Odp: [KICHANIE] temat glowny
: śr paź 03, 2007 8:39 am
autor: limba
Kolezanka to oczywiscie bardzo dobry pomysl, w koncu to zwierzaki stadne.
Jesli antybiotyk nie pomaga a objawem jest "tylko" kichanie ja bym sprobowala inhalacji + kuracji wzmacniajacej preparatem Scanomune. (kapsulki do dostania u weta). Oczywiscie mozliwa jest alergia na "cos", ale zazwyczaj sa to alergie na sciolke.

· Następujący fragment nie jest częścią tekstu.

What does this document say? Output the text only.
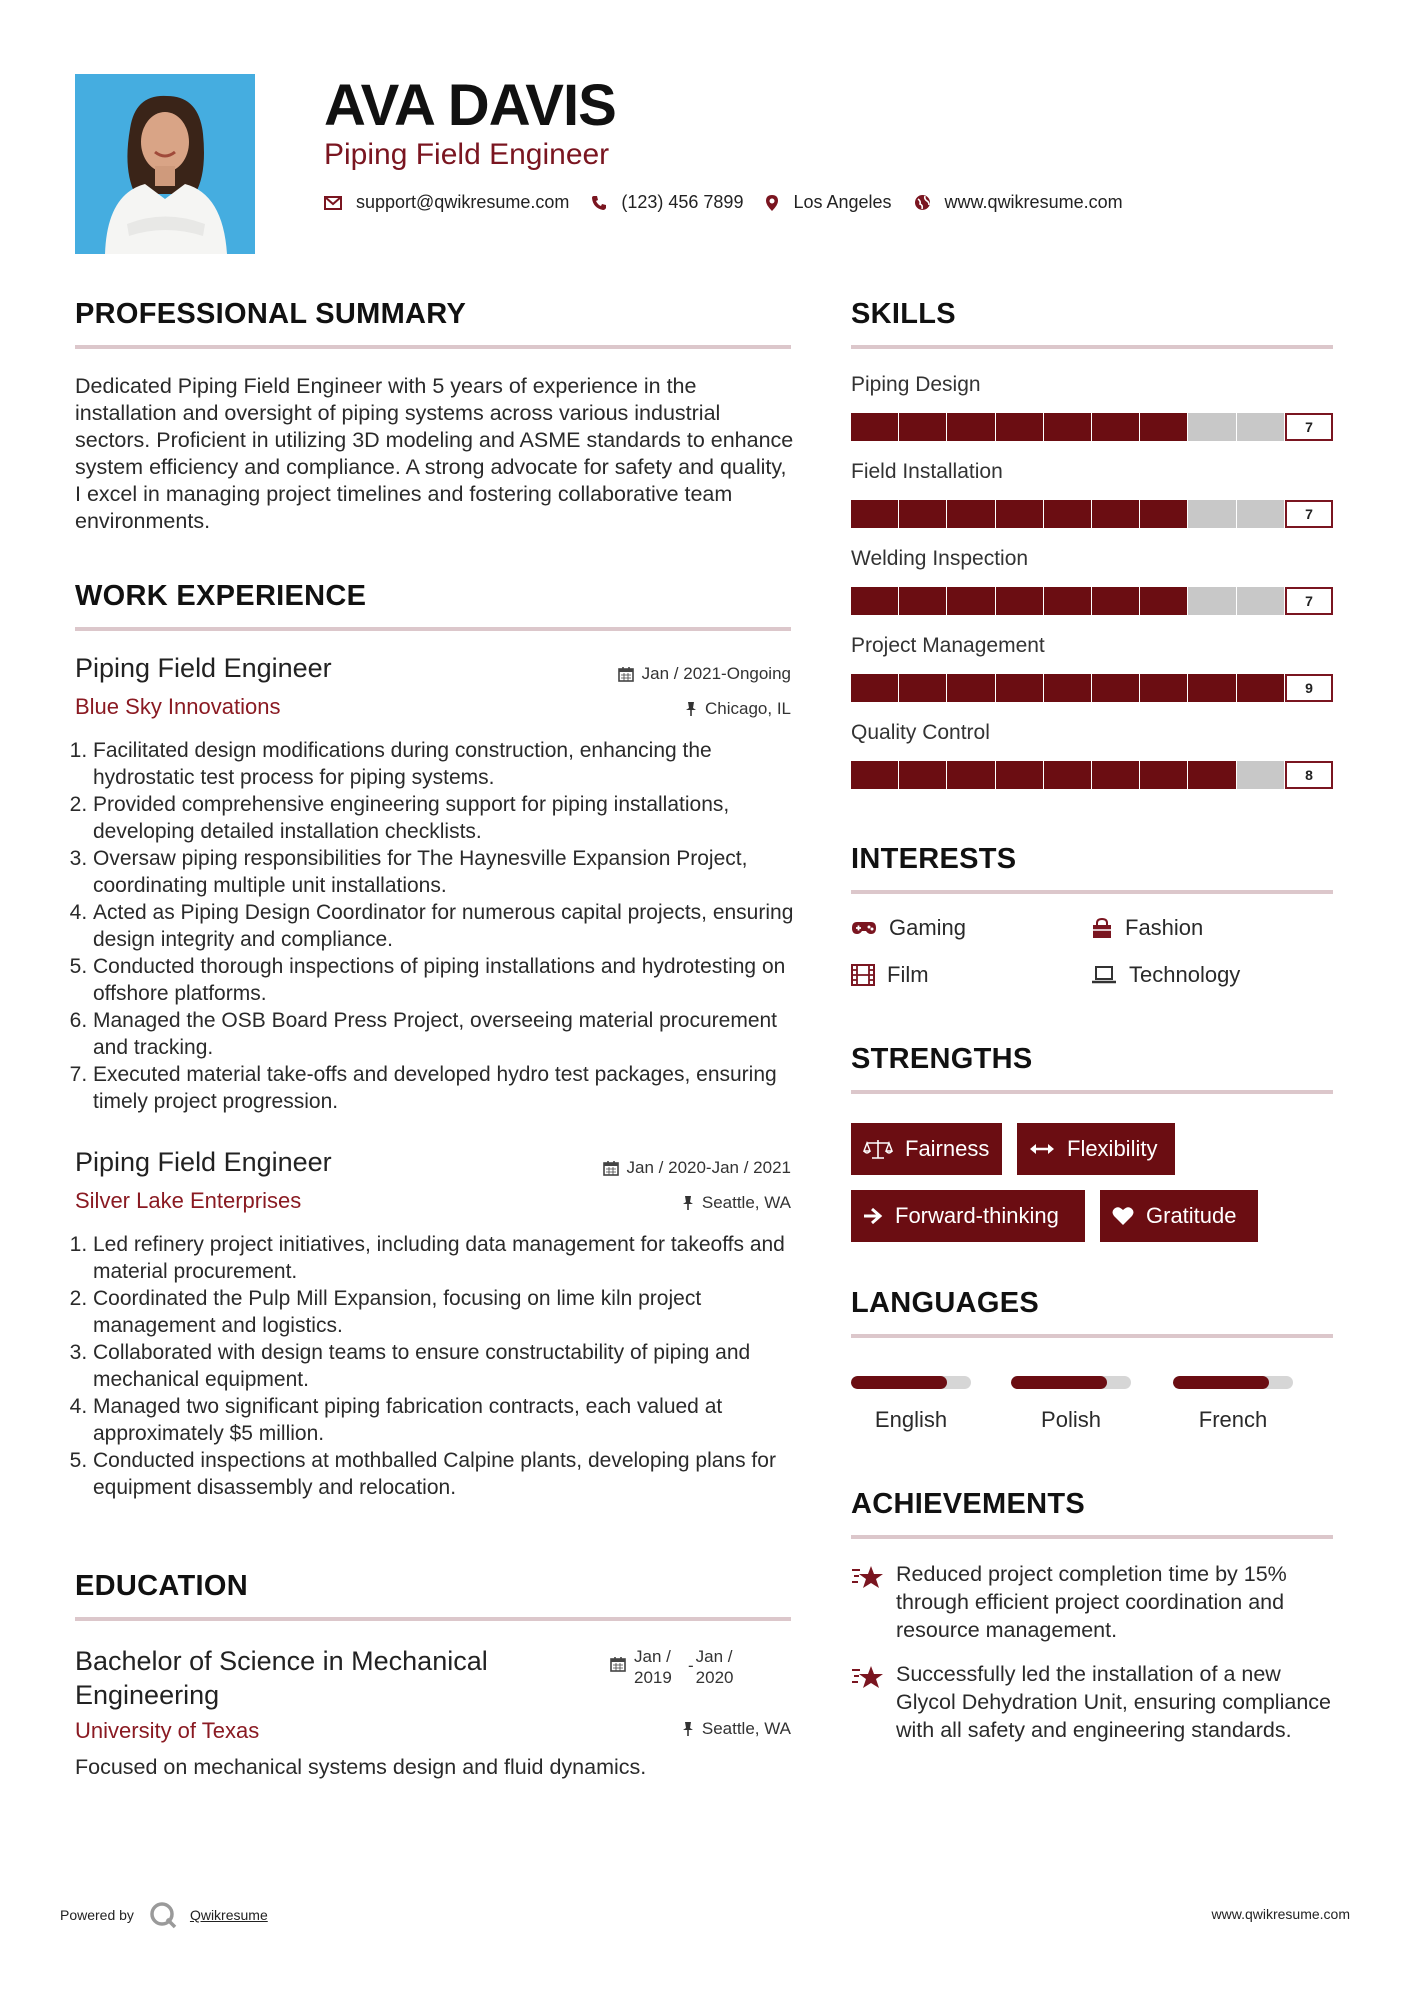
AVA DAVIS
Piping Field Engineer
support@qwikresume.com	(123) 456 7899	Los Angeles	www.qwikresume.com
PROFESSIONAL SUMMARY
Dedicated Piping Field Engineer with 5 years of experience in the installation and oversight of piping systems across various industrial sectors. Proficient in utilizing 3D modeling and ASME standards to enhance system efficiency and compliance. A strong advocate for safety and quality, I excel in managing project timelines and fostering collaborative team environments.
WORK EXPERIENCE
Piping Field Engineer	Jan / 2021-Ongoing
Blue Sky Innovations	Chicago, IL
1. Facilitated design modifications during construction, enhancing the hydrostatic test process for piping systems.
2. Provided comprehensive engineering support for piping installations, developing detailed installation checklists.
3. Oversaw piping responsibilities for The Haynesville Expansion Project, coordinating multiple unit installations.
4. Acted as Piping Design Coordinator for numerous capital projects, ensuring design integrity and compliance.
5. Conducted thorough inspections of piping installations and hydrotesting on offshore platforms.
6. Managed the OSB Board Press Project, overseeing material procurement and tracking.
7. Executed material take-offs and developed hydro test packages, ensuring timely project progression.
Piping Field Engineer	Jan / 2020-Jan / 2021
Silver Lake Enterprises	Seattle, WA
1. Led refinery project initiatives, including data management for takeoffs and material procurement.
2. Coordinated the Pulp Mill Expansion, focusing on lime kiln project management and logistics.
3. Collaborated with design teams to ensure constructability of piping and mechanical equipment.
4. Managed two significant piping fabrication contracts, each valued at approximately $5 million.
5. Conducted inspections at mothballed Calpine plants, developing plans for equipment disassembly and relocation.
EDUCATION
Bachelor of Science in Mechanical Engineering
Jan / 2019
- Jan / 2020
University of Texas	Seattle, WA
Focused on mechanical systems design and fluid dynamics.
SKILLS
Piping Design
7
Field Installation
7
Welding Inspection
7
Project Management
9
Quality Control
8
INTERESTS
Gaming	Fashion
Film	Technology
STRENGTHS
Fairness	Flexibility
Forward-thinking	Gratitude
LANGUAGES
English	Polish	French
ACHIEVEMENTS
Reduced project completion time by 15% through efficient project coordination and resource management.
Successfully led the installation of a new Glycol Dehydration Unit, ensuring compliance with all safety and engineering standards.
Powered by	Qwikresume	www.qwikresume.com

>>TUTAJ TEMAT O SCANOMUNE>TUTAJ INHALACJE<<
Odp: [KICHANIE] temat glowny
: śr paź 03, 2007 9:31 am
autor: Psycholożka
Na pierwszej wizycie u weterynarza dostala zastrzyk antyalergiczny, ale nie bylo poprawy. A teraz kicha tak samo bez względu na to czy jest na trocinach Chipsi, papierze toaletowym czy chusteczkach higienicznych. W domu mamy 25 st. (a antybiotyk nie pomaga) czyli to raczej nie przeziębienie. Jutro chcemy sie wybrac do Rita-vet do dr. Koniecznego u niego jeszcze nie byliśmy może znajdzie sposób na to kichanie
Odp: [KICHANIE] temat glowny
: śr paź 03, 2007 10:07 am
autor: Layla
Na forum jest temat Weeterynarze - zobacz, jaki wet jest polecany w Twoim mieście.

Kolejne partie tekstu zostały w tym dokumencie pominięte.